Há divergências em relação à formação das projeções na região caruncular. Uma das hipóteses sugere que as projeções são pré-formadas e subseqüentemente invadidas pelas vilosidades fetais e a outra é que as projeções se desenvolvem em resposta a proliferação das vilosidades fetais (King et al., 1979). Pelas nossas observações, a superfície da região CAR no início da gestação apresenta-se plana sem qualquer projeção da mucosa. Considerando que as primeiras irregularidades e projeções surgem no P2, o estímulo para tal resposta endometrial, sem dúvida, deve originar-se inicialmente da presença física do embrião e da interação com
células trofoblásticas. Embora essa interação ocorra em ambas as regiões, a formação das vilosidades exclusivamente na CAR revela que esta mucosa responde de forma distinta e única em relação ao restante da mucosa uterina. Essas observações foram igualmente relatadas por Schmidt e colaboradores (2005) na placenta de bovinos e búfalos, sugerindo que as células da CAR devem apresentar peculiaridades exclusivas que permitem responder ao estímulo para formação das vilosidades.

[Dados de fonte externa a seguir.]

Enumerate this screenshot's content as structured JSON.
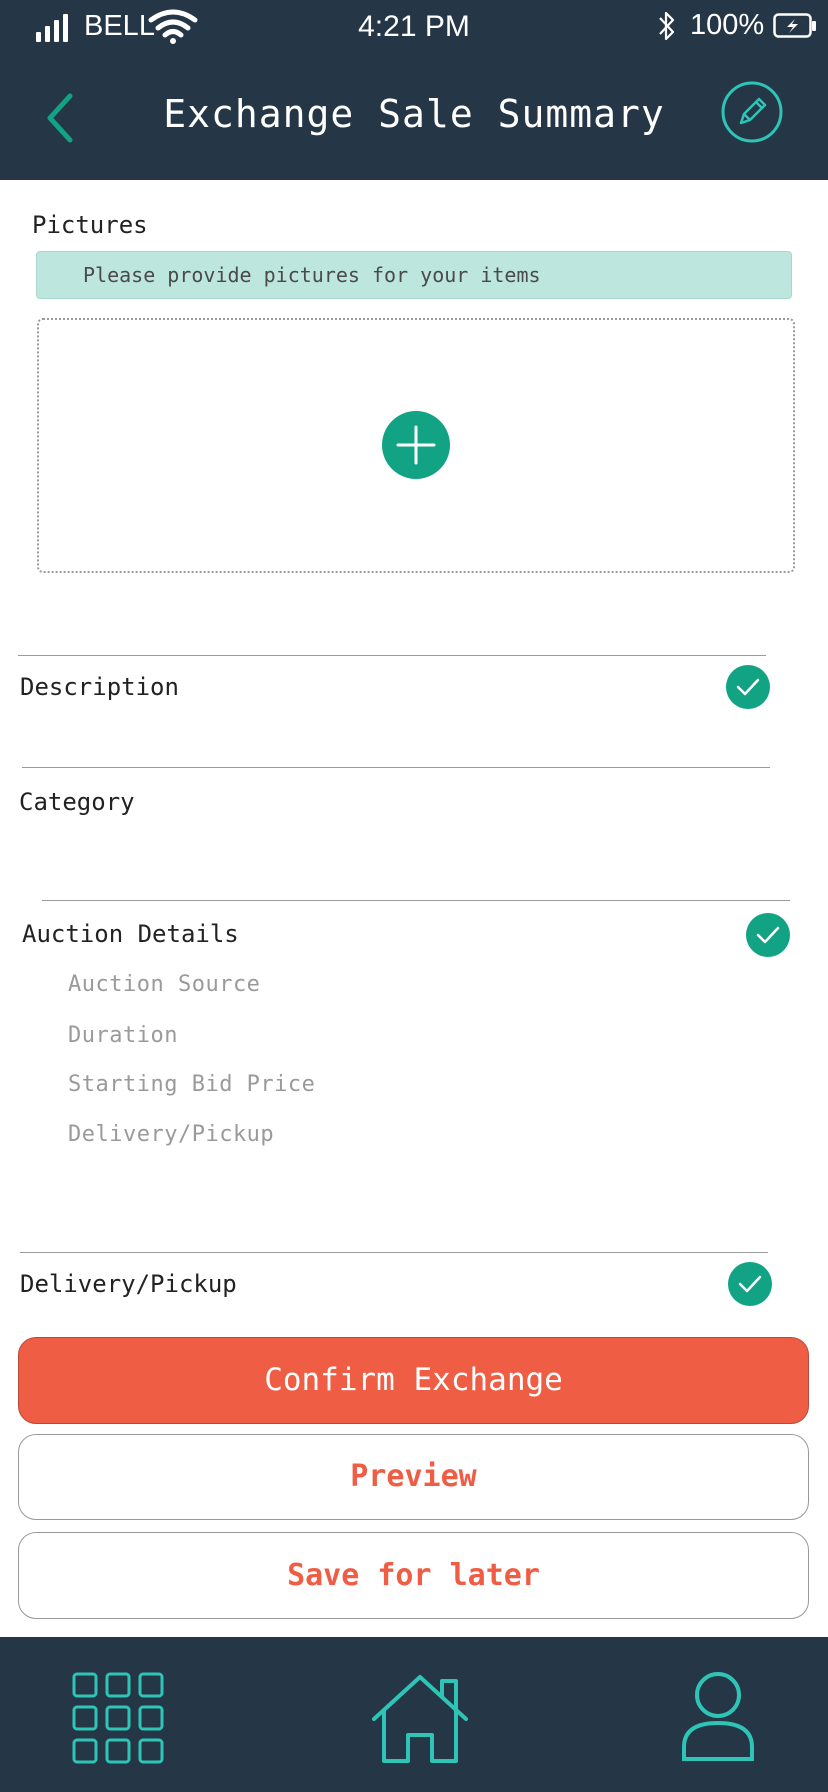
{
  "status_bar": {
    "carrier": "BELL",
    "time": "4:21 PM",
    "battery": "100%"
  },
  "header": {
    "title": "Exchange Sale Summary",
    "back_icon": "chevron-left-icon",
    "edit_icon": "pencil-icon"
  },
  "pictures": {
    "label": "Pictures",
    "hint": "Please provide pictures for your items",
    "add_icon": "plus-icon"
  },
  "sections": {
    "description": {
      "label": "Description",
      "complete": true
    },
    "category": {
      "label": "Category",
      "complete": false
    },
    "auction_details": {
      "label": "Auction Details",
      "complete": true,
      "items": [
        "Auction Source",
        "Duration",
        "Starting Bid Price",
        "Delivery/Pickup"
      ]
    },
    "delivery_pickup": {
      "label": "Delivery/Pickup",
      "complete": true
    }
  },
  "actions": {
    "confirm": "Confirm Exchange",
    "preview": "Preview",
    "save": "Save for later"
  },
  "bottom_nav": [
    "grid-icon",
    "home-icon",
    "profile-icon"
  ],
  "colors": {
    "header_bg": "#253746",
    "accent_teal": "#11a384",
    "hint_bg": "#bce6de",
    "primary_button": "#f05d45",
    "nav_icon": "#2ec4b6"
  }
}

Alguns autores ressaltam para esta fase, a labilidade da fixação do córion no endométrio devido à facilidade com que ocorre o destacamento do córion da superfície uterina (King et al., 1979). Em nossas análises histológicas foram igualmente freqüentes as áreas nas quais verificou-se a separação entre o córion e a superfície uterina tanto na região CAR quanto na IC em P2. Este fato interpretado inicialmente como artefato de técnica introduzido durante o processamento dos materiais chamou a atenção pela freqüência desta ocorrência, mesmo nos materiais processados sob rigoroso controle de boas práticas laboratoriais. Pela análise histológica, constata-se que a maior extensão do epitélio uterino que reveste a CAR e IC encontrava-se rompida na sua porção apical, permanecendo aderida apenas a porção basal do citoplasma e núcleo, intercalado com áreas onde este epitélio era indistinguível, e com raras áreas nas quais se mantiveram células epiteliais íntegras com o trofoblasto aderido à superfície apical das mesmas.

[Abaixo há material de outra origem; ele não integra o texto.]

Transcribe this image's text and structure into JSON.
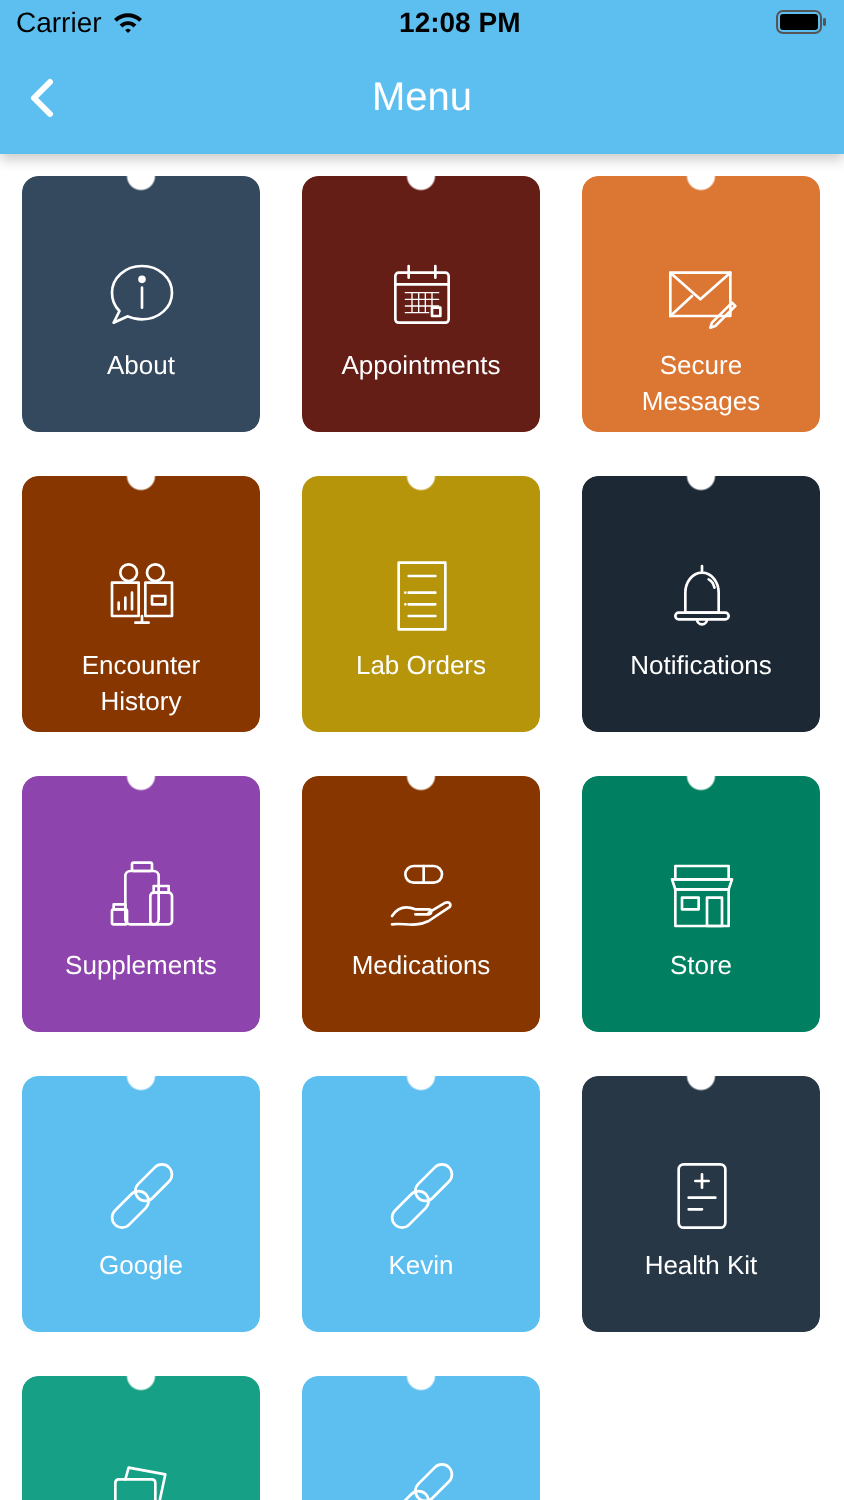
{
  "status_bar": {
    "carrier": "Carrier",
    "time": "12:08 PM"
  },
  "nav_bar": {
    "title": "Menu"
  },
  "tiles": [
    {
      "label": "About",
      "kind": "info",
      "color": "#34495e"
    },
    {
      "label": "Appointments",
      "kind": "calendar",
      "color": "#641e16"
    },
    {
      "label": "Secure Messages",
      "kind": "envelope",
      "color": "#dc7633"
    },
    {
      "label": "Encounter History",
      "kind": "people",
      "color": "#873600"
    },
    {
      "label": "Lab Orders",
      "kind": "document",
      "color": "#b7950b"
    },
    {
      "label": "Notifications",
      "kind": "bell",
      "color": "#1c2833"
    },
    {
      "label": "Supplements",
      "kind": "bottles",
      "color": "#8e44ad"
    },
    {
      "label": "Medications",
      "kind": "pill",
      "color": "#873600"
    },
    {
      "label": "Store",
      "kind": "store",
      "color": "#008060"
    },
    {
      "label": "Google",
      "kind": "link",
      "color": "#5dbfef"
    },
    {
      "label": "Kevin",
      "kind": "link",
      "color": "#5dbfef"
    },
    {
      "label": "Health Kit",
      "kind": "report",
      "color": "#273746"
    },
    {
      "kind": "cards",
      "color": "#16a085"
    },
    {
      "kind": "link",
      "color": "#5dbfef"
    }
  ]
}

Estas evidências morfológicas sugerem a ocorrência de rompimento das células epiteliais, durante o manuseio e processamento do material. Isto é, a interface materno-fetal formado pelo trofoblasto-epitélio não se sustenta, provocando a ruptura da célula epitelial do revestimento uterino. As razões que levam à ruptura constante do epitélio nesta fase merecem investigação específica no futuro, porém é plausível supor que a adesão do trofoblasto com o epitélio uterino seja mantida em igual ou maior intensidade em relação à fase anterior de P1.

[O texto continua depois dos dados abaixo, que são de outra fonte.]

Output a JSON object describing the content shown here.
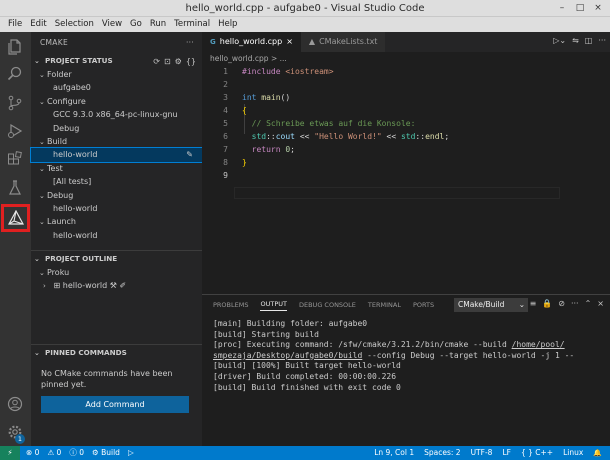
{
  "window": {
    "title": "hello_world.cpp - aufgabe0 - Visual Studio Code",
    "minimize": "–",
    "restore": "□",
    "close": "×"
  },
  "menu": [
    "File",
    "Edit",
    "Selection",
    "View",
    "Go",
    "Run",
    "Terminal",
    "Help"
  ],
  "activity": [
    "files-icon",
    "search-icon",
    "source-control-icon",
    "run-debug-icon",
    "extensions-icon",
    "testing-icon",
    "cmake-icon",
    "account-icon",
    "settings-gear-icon"
  ],
  "settings_badge": "1",
  "sidebar": {
    "title": "CMAKE",
    "more": "···",
    "project_status": {
      "header": "PROJECT STATUS",
      "folder_label": "Folder",
      "folder_value": "aufgabe0",
      "configure_label": "Configure",
      "configure_kit": "GCC 9.3.0 x86_64-pc-linux-gnu",
      "configure_variant": "Debug",
      "build_label": "Build",
      "build_target": "hello-world",
      "test_label": "Test",
      "test_value": "[All tests]",
      "debug_label": "Debug",
      "debug_target": "hello-world",
      "launch_label": "Launch",
      "launch_target": "hello-world"
    },
    "project_outline": {
      "header": "PROJECT OUTLINE",
      "project": "Proku",
      "target": "hello-world"
    },
    "pinned": {
      "header": "PINNED COMMANDS",
      "empty_text": "No CMake commands have been pinned yet.",
      "add_button": "Add Command"
    }
  },
  "editor": {
    "tabs": [
      {
        "label": "hello_world.cpp"
      },
      {
        "label": "CMakeLists.txt"
      }
    ],
    "close_icon": "×",
    "breadcrumb": "hello_world.cpp > ...",
    "lines": [
      "1",
      "2",
      "3",
      "4",
      "5",
      "6",
      "7",
      "8",
      "9"
    ],
    "code": {
      "l1a": "#include ",
      "l1b": "<iostream>",
      "l3a": "int",
      "l3b": " main",
      "l3c": "()",
      "l4": "{",
      "l5": "  // Schreibe etwas auf die Konsole:",
      "l6a": "  std",
      "l6b": "::",
      "l6c": "cout",
      "l6d": " << ",
      "l6e": "\"Hello World!\"",
      "l6f": " << ",
      "l6g": "std",
      "l6h": "::",
      "l6i": "endl",
      "l6j": ";",
      "l7a": "  return",
      "l7b": " 0",
      "l7c": ";",
      "l8": "}"
    }
  },
  "panel": {
    "tabs": [
      "PROBLEMS",
      "OUTPUT",
      "DEBUG CONSOLE",
      "TERMINAL",
      "PORTS"
    ],
    "channel": "CMake/Build",
    "output": {
      "o1": "[main] Building folder: aufgabe0",
      "o2": "[build] Starting build",
      "o3a": "[proc] Executing command: /sfw/cmake/3.21.2/bin/cmake --build ",
      "o3b": "/home/pool/",
      "o4a": "smpezaja/Desktop/aufgabe0/build",
      "o4b": " --config Debug --target hello-world -j 1 --",
      "o5": "[build] [100%] Built target hello-world",
      "o6": "[driver] Build completed: 00:00:00.226",
      "o7": "[build] Build finished with exit code 0"
    }
  },
  "status": {
    "errors": "⊗ 0",
    "warnings": "⚠ 0",
    "info": "ⓘ 0",
    "build": "⚙ Build",
    "play": "▷",
    "position": "Ln 9, Col 1",
    "spaces": "Spaces: 2",
    "encoding": "UTF-8",
    "eol": "LF",
    "lang": "{ } C++",
    "platform": "Linux",
    "bell": "🔔"
  }
}
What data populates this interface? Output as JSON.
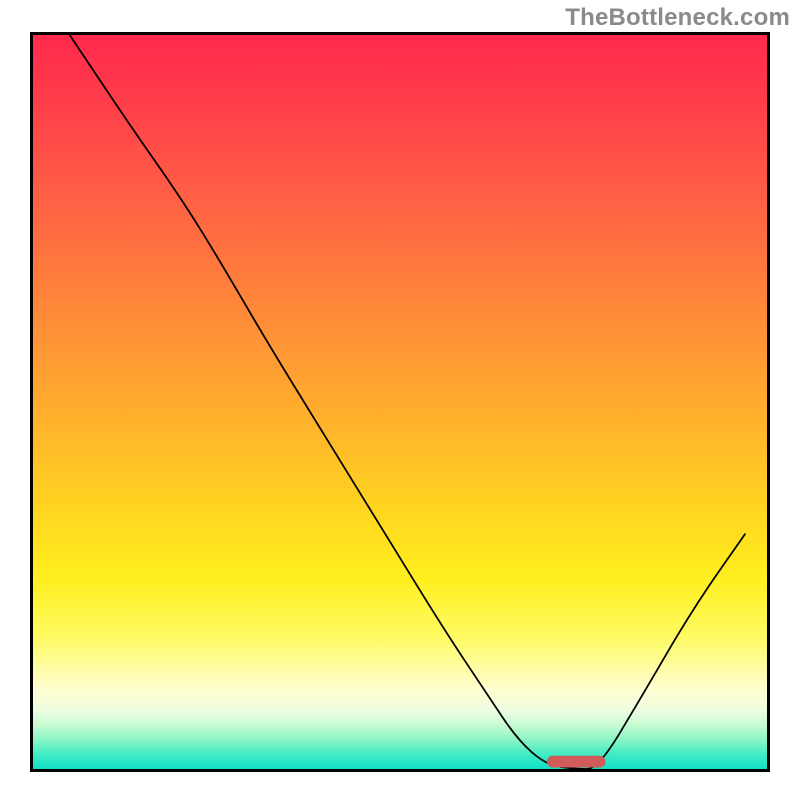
{
  "watermark": "TheBottleneck.com",
  "chart_data": {
    "type": "line",
    "title": "",
    "xlabel": "",
    "ylabel": "",
    "xlim": [
      0,
      1000
    ],
    "ylim": [
      0,
      1000
    ],
    "x": [
      50,
      130,
      200,
      250,
      320,
      400,
      480,
      560,
      620,
      660,
      700,
      740,
      770,
      830,
      900,
      970
    ],
    "values": [
      1000,
      880,
      780,
      700,
      580,
      450,
      320,
      190,
      100,
      40,
      5,
      0,
      0,
      100,
      220,
      320
    ],
    "optimum_marker": {
      "x_start": 700,
      "x_end": 780,
      "y": 0
    },
    "gradient_stops": [
      {
        "pos": 0.0,
        "color": "#ff2a4d"
      },
      {
        "pos": 0.5,
        "color": "#ffb92a"
      },
      {
        "pos": 0.8,
        "color": "#fffb63"
      },
      {
        "pos": 0.92,
        "color": "#eefde1"
      },
      {
        "pos": 1.0,
        "color": "#10e0c5"
      }
    ]
  }
}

A coesão entre as células trofoblásticas é mantida através de junções celulares, que permite a formação de uma camada múltipla e contínua desde a sua origem no trofectoderma até a consolidação da placenta independente do seu tipo (Malassine et al., 2003, Bischof & Irminger-Finger, 2005). Por outro lado, as células epiteliais uterinas que se apóiam na lâmina basal, são unidas entre si em monocamada através de junções típicas de células epiteliais da uma mucosa (Thie & Denker, 2002), o que deveria preservar a integridade desta interface materno-fetal. Contudo, a dimensão do embrião resultante do seu rápido crescimento nesta fase buscando a ancoragem na superfície praticamente plana do útero pode não ser proporcional à resistência provida pela simples adesão ou fusão do trofoblasto com a
monocamada de células epiteliais. As imagens destas células rompidas nas análises histológicas pode ser o retrato da facilidade do rompimento do tênue equilíbrio entre as forças mecano-físicas que atuam na interface trofoblasto-epitélio uterino. Aparentemente a coesão entre o trofoblasto e o epitélio se sustenta, porém a resistência física da célula epitelial uterina pode não ser suficiente para eventuais forças mecânicas adicionais, mesmo com a manipulação cuidadosa durante o histoprocessamento.
Esta labilidade do epitélio nesta fase pode ter conseqüências fisiopatológicas importantes na gestação, uma vez que, o P2 coincide com a incidência relatada na literatura de perdas gestacionais no período da implantação embrionária em bovinos (Vasconcelos et al., 1999, Moreira et al., 2001).
No período subseqüente (P3) na região CAR, as projeções digitiformes crescem, ramificam e anastomosam-se criando uma rede tridimensional em cujas malhas ocorre a penetração das vilosidades coriônicas, provendo uma maior área de ancoragem para a fixação das células trofoblásticas ao epitélio das projeções, constituindo-se a formação dos placentônios e a consolidação da implantação. Estas características histológicas quando comparadas com o CR dos embriões, coincide com o período gestacional estimado entre 35-40 dg. Estas observações estão de acordo com as descrições de King e colaboradores (1979) que relataram o aparecimento de ramificações das projeções no 39º dg concomitantemente com o aumento da interdigitação entre as microvilosidades na superfície trofoblástica e das células epiteliais. Essa maior interdigitação entre os tecidos maternos e fetais diminui a distância física entre a circulação sanguínea materna e fetal, na barreira inter-hemática, necessária para as trocas de oxigênio e dióxido de carbono, assim como permite a transferência celular de nutrientes que devem ser aproveitados pelo concepto (Pfarrer et al., 2001).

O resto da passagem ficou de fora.